High Availability (HA) and Fault Tolerance (FT) are terms used to convey the importance to the total amount of time that an application is up and running. Availability requirements might include specific days and times; or can be 24 hours a day, 7 days a week. In addition, there is a percentage of uptime that must be met, such as “five nines” equating to 99.999% or “three nines” equating to 99.9%.

While costs of achieving the goal are directly correlated to the number of “nines” required, specific calculations aren’t available as HA and FT solutions are different from application to application. However, because implementations are the same in concept, the following points should be taken into account when planning your solution:

  • Fault Tolerance: This design allows the system to continue operating, possibly at reduced levels, when specific technologies fail.

    For example, a single disk fails in a RAID 5 volume set. The RAID 5 guidelines allow for a single disk to fail while the entire volume continues to operate without data loss. If for some reason a second disk in the RAID volume fails, the disk volume is no longer available and the applications fail. At this point, the recovery time is the time required to replace two drives, restore the file system, and bring the server back online.
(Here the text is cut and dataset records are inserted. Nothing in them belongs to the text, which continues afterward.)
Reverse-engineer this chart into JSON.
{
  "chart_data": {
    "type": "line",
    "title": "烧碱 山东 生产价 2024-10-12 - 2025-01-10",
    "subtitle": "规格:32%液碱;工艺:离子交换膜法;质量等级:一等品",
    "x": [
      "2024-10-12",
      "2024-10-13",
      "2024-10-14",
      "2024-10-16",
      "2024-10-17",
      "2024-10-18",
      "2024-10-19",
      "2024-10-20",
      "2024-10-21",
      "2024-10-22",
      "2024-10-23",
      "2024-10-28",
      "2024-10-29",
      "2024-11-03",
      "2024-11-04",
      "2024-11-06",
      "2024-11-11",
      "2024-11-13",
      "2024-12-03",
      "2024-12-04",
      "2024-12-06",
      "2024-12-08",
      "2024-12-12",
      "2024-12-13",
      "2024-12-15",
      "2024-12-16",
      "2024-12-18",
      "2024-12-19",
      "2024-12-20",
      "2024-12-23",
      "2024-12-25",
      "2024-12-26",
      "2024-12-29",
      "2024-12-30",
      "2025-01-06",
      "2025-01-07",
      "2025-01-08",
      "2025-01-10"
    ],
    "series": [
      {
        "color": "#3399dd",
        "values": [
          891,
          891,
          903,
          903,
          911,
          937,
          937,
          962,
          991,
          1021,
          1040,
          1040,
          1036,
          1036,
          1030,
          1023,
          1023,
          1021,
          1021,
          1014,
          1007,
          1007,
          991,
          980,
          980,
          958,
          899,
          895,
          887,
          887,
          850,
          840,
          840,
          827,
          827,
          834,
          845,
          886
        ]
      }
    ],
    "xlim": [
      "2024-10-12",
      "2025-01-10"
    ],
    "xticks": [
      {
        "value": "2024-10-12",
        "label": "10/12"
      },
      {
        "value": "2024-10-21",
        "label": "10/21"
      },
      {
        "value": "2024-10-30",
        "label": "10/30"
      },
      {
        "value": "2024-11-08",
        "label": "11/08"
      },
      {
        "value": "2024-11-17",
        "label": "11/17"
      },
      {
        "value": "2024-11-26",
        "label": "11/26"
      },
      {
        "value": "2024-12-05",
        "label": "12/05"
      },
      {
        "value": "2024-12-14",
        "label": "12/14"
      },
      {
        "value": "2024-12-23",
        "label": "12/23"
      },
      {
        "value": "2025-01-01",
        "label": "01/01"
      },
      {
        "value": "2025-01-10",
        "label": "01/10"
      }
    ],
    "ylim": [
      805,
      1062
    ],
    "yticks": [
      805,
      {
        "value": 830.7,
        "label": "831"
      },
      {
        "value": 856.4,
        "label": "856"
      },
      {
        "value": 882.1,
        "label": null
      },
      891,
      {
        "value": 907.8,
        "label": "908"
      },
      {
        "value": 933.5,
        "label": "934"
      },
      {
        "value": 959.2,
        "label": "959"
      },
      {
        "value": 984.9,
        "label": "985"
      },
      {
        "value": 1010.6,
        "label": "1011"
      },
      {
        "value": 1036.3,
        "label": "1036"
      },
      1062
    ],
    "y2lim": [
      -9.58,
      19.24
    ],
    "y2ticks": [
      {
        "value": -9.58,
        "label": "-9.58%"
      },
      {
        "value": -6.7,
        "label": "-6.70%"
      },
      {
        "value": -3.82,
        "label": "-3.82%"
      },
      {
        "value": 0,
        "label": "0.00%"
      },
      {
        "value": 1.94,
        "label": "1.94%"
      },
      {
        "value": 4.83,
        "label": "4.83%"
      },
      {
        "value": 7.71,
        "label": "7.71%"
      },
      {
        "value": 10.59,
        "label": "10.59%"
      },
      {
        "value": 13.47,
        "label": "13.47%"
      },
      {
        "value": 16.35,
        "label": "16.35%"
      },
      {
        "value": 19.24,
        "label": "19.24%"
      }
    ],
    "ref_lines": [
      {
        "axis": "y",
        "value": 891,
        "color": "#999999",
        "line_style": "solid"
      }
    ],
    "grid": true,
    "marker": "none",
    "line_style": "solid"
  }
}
    Requirements dictate the levels of redundancies necessary to achieve high levels of Availability. Configuring mirrored drives is good, configuring mirrored RAID drives is better. Configuring dual servers with mirrored RAID drives could even be better, but at double the cost.

    Redundancy is not just servers and hardware; it also touches the networking components, other applications in the environment, and possibly even other companies that are providing a service to you. The Availability requirements might dictate that all of it be protected, or it might put “fences” around specific technologies that must be protected.

  • High Availability: Is typically used around the running state of an application and generally deals with the whole system as an entity being available.

    Dual Web servers providing the same Web based applications make an application more available in the event something on one of the servers (or the server itself) stops working in such a manner that the application no longer works. Users then utilize the secondary server while the primary is being repaired. Providing the dual Web servers is the initial step to High Availability. Providing the Web service to the users in a manner that users do not know that a server failed and that they are now running on the backup is the next step.

  • Downtime: Refers to periods of time when the system is not available.

    Planned downtime is the result of a logical, management-initiated event and usually is maintenance that cannot be avoided. Unplanned downtime events typically arise from some physical event, such as a hardware or software failure. Planned downtime is often excluded from availability calculations because there is little or no impact on users because of scheduling. However, if a backup server can be used during these downtime periods, it is possible that users won’t even be aware that the server was down.

The following technologies and/or Operations Center’s products commonly have HA/FT requirements:

  • Operations Center Server

  • Management Systems integrated with Operations Center

  • Databases integrated with Operations Center

  • Secondary applications and/or tools launched or integrated with Operations Center, such as Help Desk software, Knowledgebase systems, Reporting software, and so on

  • Networking components (LAN and/or WAN)